Sunday, March 26, 2006

Day 2

Here I am at the beginning of day 2 of a new life.
 
I'm alone in the world, no one to depend on. I have to make it on my own now.
 
The past 2 days have been like walking around in a fog. I keep trying not to think about my future, about what I'm going to live for now that my boyfriend of 2 years has chosen sex with a married woman over me. Actually, I can't say that he 'chose' her over me in the sense that he's leaving my home voluntarily to be with her. I have set a deadline of next Sunday for him to be out by.
 
No he didn't choose to move out. He said he was sorry, but he's only sorry for having gotten caught.

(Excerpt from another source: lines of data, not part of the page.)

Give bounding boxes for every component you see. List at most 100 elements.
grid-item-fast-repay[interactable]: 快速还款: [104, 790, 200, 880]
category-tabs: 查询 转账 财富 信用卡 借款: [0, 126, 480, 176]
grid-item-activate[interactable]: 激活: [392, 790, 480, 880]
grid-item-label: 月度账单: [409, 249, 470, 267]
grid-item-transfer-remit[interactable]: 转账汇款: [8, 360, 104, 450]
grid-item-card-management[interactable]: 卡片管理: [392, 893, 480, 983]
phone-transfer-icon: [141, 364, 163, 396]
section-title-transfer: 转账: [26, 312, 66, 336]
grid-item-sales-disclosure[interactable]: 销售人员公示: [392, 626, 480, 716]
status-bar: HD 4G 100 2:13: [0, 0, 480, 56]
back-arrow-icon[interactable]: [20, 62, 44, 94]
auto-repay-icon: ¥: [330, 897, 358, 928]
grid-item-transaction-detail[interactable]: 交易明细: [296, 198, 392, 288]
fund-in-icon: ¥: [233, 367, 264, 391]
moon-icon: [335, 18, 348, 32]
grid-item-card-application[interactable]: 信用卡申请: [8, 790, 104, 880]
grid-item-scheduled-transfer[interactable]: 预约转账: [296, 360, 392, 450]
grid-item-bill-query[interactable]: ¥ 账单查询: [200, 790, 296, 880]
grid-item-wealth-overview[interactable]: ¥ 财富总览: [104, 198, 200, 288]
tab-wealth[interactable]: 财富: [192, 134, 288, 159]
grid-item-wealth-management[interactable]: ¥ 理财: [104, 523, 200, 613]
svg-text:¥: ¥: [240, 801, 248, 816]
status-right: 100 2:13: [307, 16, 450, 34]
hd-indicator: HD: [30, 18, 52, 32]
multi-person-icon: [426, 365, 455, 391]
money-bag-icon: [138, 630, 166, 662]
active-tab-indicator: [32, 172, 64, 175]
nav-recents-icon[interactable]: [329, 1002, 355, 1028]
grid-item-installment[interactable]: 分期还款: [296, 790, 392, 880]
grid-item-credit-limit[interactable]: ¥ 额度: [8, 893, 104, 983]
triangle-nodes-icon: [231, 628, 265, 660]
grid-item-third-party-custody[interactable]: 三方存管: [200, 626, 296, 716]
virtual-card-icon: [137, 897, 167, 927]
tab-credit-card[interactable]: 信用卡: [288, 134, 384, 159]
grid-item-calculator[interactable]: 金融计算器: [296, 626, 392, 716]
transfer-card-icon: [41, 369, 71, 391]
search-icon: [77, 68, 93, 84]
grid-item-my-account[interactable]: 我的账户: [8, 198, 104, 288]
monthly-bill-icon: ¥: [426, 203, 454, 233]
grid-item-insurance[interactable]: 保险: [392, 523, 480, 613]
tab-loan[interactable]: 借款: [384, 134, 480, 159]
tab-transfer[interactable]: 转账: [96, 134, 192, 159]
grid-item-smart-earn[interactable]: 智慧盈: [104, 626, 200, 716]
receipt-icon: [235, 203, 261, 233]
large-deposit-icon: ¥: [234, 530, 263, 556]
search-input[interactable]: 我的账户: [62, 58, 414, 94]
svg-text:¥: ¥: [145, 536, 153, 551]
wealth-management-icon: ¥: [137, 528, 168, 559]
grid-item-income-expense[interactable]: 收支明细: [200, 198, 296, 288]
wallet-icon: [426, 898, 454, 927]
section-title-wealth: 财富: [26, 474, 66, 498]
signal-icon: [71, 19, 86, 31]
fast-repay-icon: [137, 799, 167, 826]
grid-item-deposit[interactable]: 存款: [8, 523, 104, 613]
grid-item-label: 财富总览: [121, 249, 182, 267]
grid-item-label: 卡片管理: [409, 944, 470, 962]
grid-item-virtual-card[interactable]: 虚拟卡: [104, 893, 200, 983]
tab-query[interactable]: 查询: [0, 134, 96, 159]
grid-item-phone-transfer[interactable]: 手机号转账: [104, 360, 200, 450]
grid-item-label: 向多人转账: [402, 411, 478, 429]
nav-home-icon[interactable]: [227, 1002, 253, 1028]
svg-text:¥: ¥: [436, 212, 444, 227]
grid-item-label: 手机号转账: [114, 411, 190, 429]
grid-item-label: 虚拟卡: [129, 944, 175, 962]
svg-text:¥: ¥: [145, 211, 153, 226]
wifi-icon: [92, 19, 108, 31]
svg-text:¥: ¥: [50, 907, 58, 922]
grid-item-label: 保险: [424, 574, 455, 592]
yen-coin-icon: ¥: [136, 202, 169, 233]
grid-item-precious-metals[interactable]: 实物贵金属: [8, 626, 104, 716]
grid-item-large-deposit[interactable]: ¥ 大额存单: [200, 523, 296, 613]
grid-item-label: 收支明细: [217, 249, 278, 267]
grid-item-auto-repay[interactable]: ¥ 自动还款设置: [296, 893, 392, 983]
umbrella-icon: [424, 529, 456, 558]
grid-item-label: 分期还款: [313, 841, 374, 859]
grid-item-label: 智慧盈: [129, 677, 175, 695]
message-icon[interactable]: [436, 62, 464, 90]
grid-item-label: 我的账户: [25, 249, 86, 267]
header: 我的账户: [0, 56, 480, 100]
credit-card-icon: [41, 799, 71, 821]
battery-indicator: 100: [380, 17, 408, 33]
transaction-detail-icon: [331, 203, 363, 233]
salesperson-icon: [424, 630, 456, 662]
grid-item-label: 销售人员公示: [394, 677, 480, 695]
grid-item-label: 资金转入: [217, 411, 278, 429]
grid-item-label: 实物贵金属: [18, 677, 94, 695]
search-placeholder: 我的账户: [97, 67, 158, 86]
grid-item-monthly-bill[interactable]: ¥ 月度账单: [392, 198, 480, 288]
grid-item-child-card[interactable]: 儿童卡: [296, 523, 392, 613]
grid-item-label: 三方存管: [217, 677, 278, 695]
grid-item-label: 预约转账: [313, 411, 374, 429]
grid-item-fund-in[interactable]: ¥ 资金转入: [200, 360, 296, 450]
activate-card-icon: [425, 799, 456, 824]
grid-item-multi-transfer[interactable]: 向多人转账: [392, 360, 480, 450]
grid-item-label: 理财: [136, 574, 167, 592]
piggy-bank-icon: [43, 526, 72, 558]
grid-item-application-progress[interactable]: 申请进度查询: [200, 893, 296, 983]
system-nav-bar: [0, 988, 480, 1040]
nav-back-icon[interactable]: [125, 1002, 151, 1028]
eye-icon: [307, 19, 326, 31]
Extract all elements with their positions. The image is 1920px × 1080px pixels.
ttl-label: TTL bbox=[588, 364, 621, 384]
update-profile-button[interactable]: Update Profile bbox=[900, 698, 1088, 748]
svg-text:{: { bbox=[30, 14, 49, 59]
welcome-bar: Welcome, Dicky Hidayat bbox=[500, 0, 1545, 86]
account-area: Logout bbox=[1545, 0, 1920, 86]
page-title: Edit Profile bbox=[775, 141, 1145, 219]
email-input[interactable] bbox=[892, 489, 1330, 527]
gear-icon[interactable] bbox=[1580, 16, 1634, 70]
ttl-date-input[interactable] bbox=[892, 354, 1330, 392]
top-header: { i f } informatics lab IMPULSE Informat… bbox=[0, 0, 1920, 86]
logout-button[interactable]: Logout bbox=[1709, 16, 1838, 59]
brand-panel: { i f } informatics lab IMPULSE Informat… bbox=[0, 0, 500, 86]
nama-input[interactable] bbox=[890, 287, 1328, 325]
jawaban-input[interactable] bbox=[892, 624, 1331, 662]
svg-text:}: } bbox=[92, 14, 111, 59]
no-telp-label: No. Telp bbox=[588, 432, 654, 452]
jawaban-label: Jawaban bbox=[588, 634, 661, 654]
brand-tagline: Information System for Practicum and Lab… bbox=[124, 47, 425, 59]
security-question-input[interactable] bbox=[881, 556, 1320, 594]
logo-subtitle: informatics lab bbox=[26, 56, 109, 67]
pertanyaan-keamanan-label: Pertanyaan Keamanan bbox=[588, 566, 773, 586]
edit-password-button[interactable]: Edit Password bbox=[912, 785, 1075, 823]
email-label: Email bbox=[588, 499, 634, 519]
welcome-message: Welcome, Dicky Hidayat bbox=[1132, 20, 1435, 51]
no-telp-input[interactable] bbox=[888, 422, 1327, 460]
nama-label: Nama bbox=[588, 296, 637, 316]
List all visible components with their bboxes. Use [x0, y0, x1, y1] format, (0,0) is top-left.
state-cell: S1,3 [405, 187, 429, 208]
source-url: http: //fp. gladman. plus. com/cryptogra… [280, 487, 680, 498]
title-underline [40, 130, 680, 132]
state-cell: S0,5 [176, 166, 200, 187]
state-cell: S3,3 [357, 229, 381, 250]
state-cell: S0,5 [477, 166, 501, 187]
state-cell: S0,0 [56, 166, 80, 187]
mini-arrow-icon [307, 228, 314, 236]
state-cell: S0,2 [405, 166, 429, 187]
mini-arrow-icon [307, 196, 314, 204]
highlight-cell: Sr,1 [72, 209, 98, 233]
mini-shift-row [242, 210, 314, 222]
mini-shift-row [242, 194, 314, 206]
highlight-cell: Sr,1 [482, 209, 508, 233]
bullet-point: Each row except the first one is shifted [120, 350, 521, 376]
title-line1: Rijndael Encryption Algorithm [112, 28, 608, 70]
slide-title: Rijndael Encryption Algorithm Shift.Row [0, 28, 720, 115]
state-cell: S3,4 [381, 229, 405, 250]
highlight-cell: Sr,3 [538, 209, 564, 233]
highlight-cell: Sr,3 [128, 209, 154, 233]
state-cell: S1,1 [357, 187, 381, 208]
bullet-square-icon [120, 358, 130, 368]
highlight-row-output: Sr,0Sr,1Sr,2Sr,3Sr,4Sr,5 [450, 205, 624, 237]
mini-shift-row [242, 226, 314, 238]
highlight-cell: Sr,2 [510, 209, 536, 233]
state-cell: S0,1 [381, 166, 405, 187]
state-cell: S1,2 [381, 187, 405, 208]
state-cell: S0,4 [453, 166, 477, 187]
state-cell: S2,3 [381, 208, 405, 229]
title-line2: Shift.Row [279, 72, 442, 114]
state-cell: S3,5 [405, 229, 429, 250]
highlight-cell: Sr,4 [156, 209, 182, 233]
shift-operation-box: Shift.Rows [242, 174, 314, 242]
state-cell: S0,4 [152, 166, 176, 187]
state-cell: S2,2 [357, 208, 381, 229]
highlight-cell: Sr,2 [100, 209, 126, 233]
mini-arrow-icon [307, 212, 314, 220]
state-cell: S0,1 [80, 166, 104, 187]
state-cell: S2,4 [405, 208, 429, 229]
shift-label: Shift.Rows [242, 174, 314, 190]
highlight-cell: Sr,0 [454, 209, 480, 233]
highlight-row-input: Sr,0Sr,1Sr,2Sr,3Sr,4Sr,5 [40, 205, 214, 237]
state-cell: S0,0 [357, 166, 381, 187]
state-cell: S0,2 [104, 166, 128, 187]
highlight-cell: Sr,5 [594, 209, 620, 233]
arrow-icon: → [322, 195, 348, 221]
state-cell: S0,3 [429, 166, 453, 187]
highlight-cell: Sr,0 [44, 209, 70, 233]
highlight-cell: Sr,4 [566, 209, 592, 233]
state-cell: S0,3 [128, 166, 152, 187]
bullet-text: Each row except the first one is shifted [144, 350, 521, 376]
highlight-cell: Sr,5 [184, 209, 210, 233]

Of course he's sorry for that -- now he's got to find a new place to live. I can't imagine any other reason for him to be sorry.
 
One of things he told this married woman was the her backside was 'made for a thong'. Can you guess who else he used that line on? I wonder....
 
She said to him, "Don't you feel bad about cheating on your girlfriend?"
 
"I don't see us lasting. The passion is almost gone. She's got her own issues to work out. And I never let myself feel bad about these things."
 
He doesn't feel bad about cheating on me. No, he only feels bad about the consequences, and only about the consequences which are negative to him. He is what he is, just as a beast is what it is. And his actions are pretty close to that of a  beast's. This is a guy who's cheated on me God knows how many times. This is a guy who used to leave marks on my arms from holding me and not letting me go, from restraining me. This is a guy who used to scare me. This is a guy who regularly told me to shut the fuck up.
 
I guess now I know why he didn't want to kiss me on the lips that morning that I happened to catch him coming home from work. He didn't want me to smell her, I'm sure. I think he has a rule or something, and it goes like this: Only have sex with one woman per day.
 
My sponsor's been trying to tell me about acceptance. I thought she meant that you accept the other party as they are; you take what you can get, in order to make the relationship work. You stop trying to change them.
 
What she really meant was that you stop creating fantasies about things you don't like about them; stop creating fantasies about how the person really is and how you really are and how the twain SHALL meet because you're going to make them meet.
 
I guess my new life is going to be a lot more peaceful without him around, even though it may be lonely. I made a list last night called the truth about Jon and it's not very pretty. But it is the truth. And whenever I start to miss that motherfucker, I will drag it out and read it.